Across the Atlantic rates were higher as well with 10 year Bunds up 10 points to 1.81% and 10 year Gilts rose 13 basis points to 2.60% after the ZEW economic confidence survey for both Germany and the EU as a whole printed on the stronger side of the ledger and the UK inflation data showed CPI was stuck fast at 2.8% over the past year.
The impact was a short euro rally initially before the US data gave the US dollar a big kick in the tail and it rallied across the board. The yen was the biggest loser and it sits at 98.21 this morning with USDJPY up more than 1.3%. 98.60/70 will be strong resistance or a signal for a big break higher as you can see in the chart below.
On other FX markets the euro, sterling, Swissie, Loonie and Aussie are all lower to varying degrees against the US dollar and the Aussie in particular is at an interesting juncture in its rally from the lows of last week.
Yesterday the Aussie held the support we articulated at 0.9100/05 but overnight it slipped to a low around 0.9070 which is the 50% retracement level of the second leg of run higher we saw last week and the 38.2% of the entire run higher to Monday’s peak. Siting at 0.9103 this morning the Aussie looks a little vulnerable to a further push lower to find real solid support.
Aussie looks biased lower on the hourlies while below 0.9120 today.
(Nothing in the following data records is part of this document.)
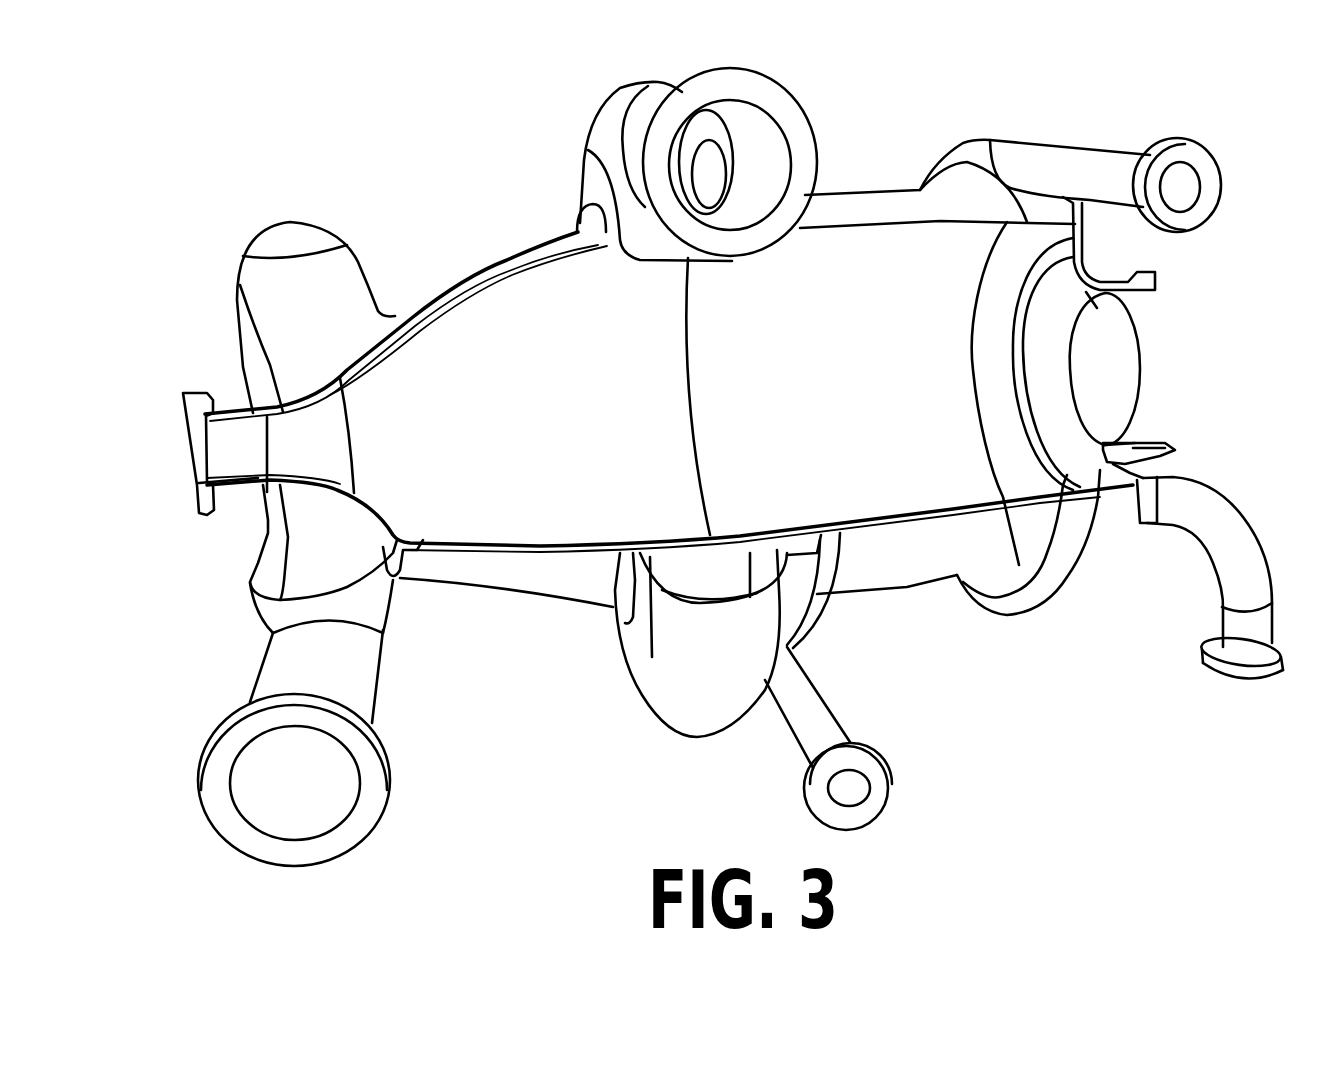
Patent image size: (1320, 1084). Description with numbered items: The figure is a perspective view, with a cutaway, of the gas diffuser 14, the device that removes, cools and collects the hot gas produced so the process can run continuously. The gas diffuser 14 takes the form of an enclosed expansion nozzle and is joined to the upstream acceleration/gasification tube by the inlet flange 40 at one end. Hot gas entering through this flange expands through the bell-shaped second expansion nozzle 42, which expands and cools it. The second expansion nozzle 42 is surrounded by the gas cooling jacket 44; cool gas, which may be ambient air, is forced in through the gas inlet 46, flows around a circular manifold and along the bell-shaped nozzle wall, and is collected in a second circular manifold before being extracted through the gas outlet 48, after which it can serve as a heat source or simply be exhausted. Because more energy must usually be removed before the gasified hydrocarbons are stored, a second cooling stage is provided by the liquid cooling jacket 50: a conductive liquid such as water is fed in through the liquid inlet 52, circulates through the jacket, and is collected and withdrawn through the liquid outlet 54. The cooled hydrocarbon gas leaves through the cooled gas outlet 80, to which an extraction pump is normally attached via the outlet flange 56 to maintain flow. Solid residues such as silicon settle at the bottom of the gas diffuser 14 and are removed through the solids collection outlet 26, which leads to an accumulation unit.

The gas diffuser 14 is at (983, 728).
The solids collection outlet 26 is at (1228, 580).
The inlet flange 40 is at (185, 390).
The second expansion nozzle 42 is at (415, 415).
The gas cooling jacket 44 is at (470, 548).
The gas inlet 46 is at (275, 808).
The gas outlet 48 is at (752, 132).
The liquid cooling jacket 50 is at (885, 520).
The liquid inlet 52 is at (848, 789).
The liquid outlet 54 is at (1183, 187).
The outlet flange 56 is at (1157, 278).
The cooled gas outlet 80 is at (1103, 387).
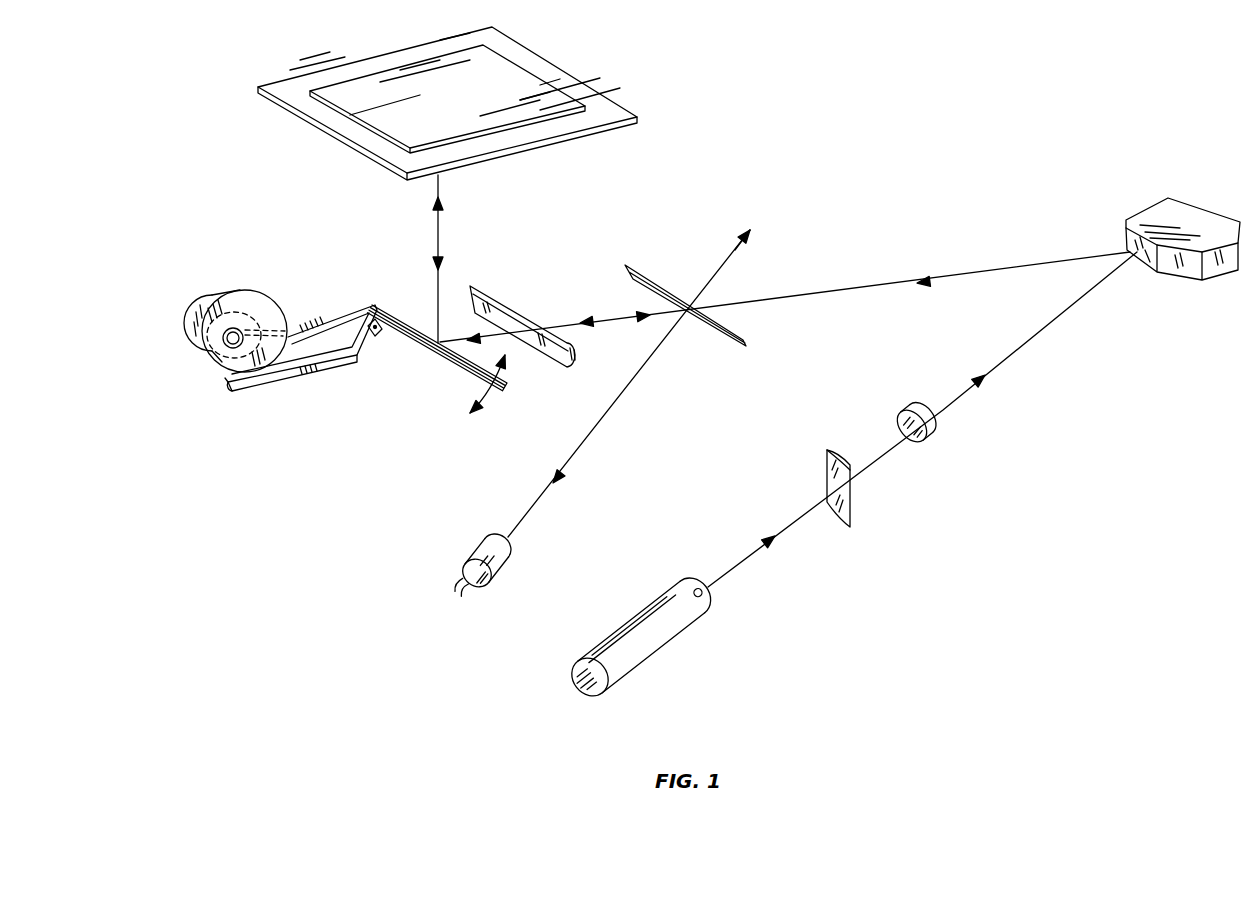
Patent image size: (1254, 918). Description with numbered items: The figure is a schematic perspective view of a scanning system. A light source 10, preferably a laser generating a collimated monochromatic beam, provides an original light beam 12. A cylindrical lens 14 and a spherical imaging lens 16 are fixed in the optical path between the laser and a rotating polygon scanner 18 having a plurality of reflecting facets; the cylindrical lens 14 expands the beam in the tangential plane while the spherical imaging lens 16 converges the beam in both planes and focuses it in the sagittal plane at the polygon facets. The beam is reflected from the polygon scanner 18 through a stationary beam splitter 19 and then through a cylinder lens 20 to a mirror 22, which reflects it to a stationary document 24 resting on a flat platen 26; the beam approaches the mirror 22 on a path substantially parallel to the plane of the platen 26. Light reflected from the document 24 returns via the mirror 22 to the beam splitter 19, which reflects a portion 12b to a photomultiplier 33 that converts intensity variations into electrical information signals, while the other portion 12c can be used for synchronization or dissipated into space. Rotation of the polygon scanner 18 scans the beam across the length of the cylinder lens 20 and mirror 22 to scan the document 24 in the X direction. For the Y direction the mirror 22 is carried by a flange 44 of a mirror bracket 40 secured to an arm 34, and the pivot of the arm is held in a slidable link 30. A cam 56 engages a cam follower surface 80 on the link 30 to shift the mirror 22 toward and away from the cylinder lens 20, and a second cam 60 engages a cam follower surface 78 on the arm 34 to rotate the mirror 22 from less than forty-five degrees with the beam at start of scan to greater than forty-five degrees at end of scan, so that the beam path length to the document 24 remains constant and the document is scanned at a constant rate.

The light source 10 is at (675, 637).
The original light beam 12 is at (790, 528).
The reflected beam portion 12b is at (647, 375).
The other beam portion 12c is at (740, 252).
The cylindrical lens 14 is at (852, 517).
The spherical imaging lens 16 is at (950, 422).
The rotating polygon scanner 18 is at (1130, 213).
The stationary beam splitter 19 is at (658, 280).
The cylinder lens 20 is at (503, 305).
The mirror 22 is at (420, 300).
The document 24 is at (570, 100).
The platen 26 is at (623, 120).
The slidable link 30 is at (340, 312).
The photomultiplier 33 is at (512, 558).
The arm 34 is at (350, 362).
The mirror bracket 40 is at (378, 337).
The flange 44 is at (433, 357).
The cam 56 is at (190, 320).
The second cam 60 is at (265, 302).
The cam follower surface 78 is at (222, 377).
The cam follower surface 80 is at (285, 308).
On stocks, the early weakness in the US dissipated around lunchtime as markets climbed back into the black and stayed there to close with the Dow (+0.2% @15,451), Nasdaq (+0.38% @3,684) and the S&P 500 (+0.27% @1694) all higher. In stock specific news Carl Icahn was on Twitter saying that he has a position in Apple and had talked to CEO Tim Cook about stock buybacks. While I am a macro guy I’d posit Apple is finished if that is the best thing it can do with its cash.
European stocks were a sea of green with the FTSE (+0.57%), DAX (0.68%), CAC (0.52%), Milan (0.68%) and Madrid (0.47%) all higher.
On commodity market, gold was a little lower down 1% at $1321 oz, silver was unmoved after its big push the day before, copper was unchanged at $3.31 lb while Nymex crude was up 0.43%. On the Ags markets it was more volatility with corn down 3.39% I imagine margin amounts must be rising in the Ag pits after all this volatility.
Gold is really interesting at the moment – in a nice little uptrend and I think going to do well if stocks go off as they might in the week or weeks ahead. The trade and the levels are clear as you can see in the chart below.
Data
On the data front Retails sales in New Zealand then the Westpac-MI consumer confidence index and the Wage Price Index in Australia before we head to Europe for French, German, Portuguese and EU wide GDP data and UK unemployment. PPI in the US and EIA Crude stockpiles are also out.
This GDP data in Europe tonight is going to be a huge lead for FX markets – is the recovery real or is it ephemeral? We’ll get a better feel tonight.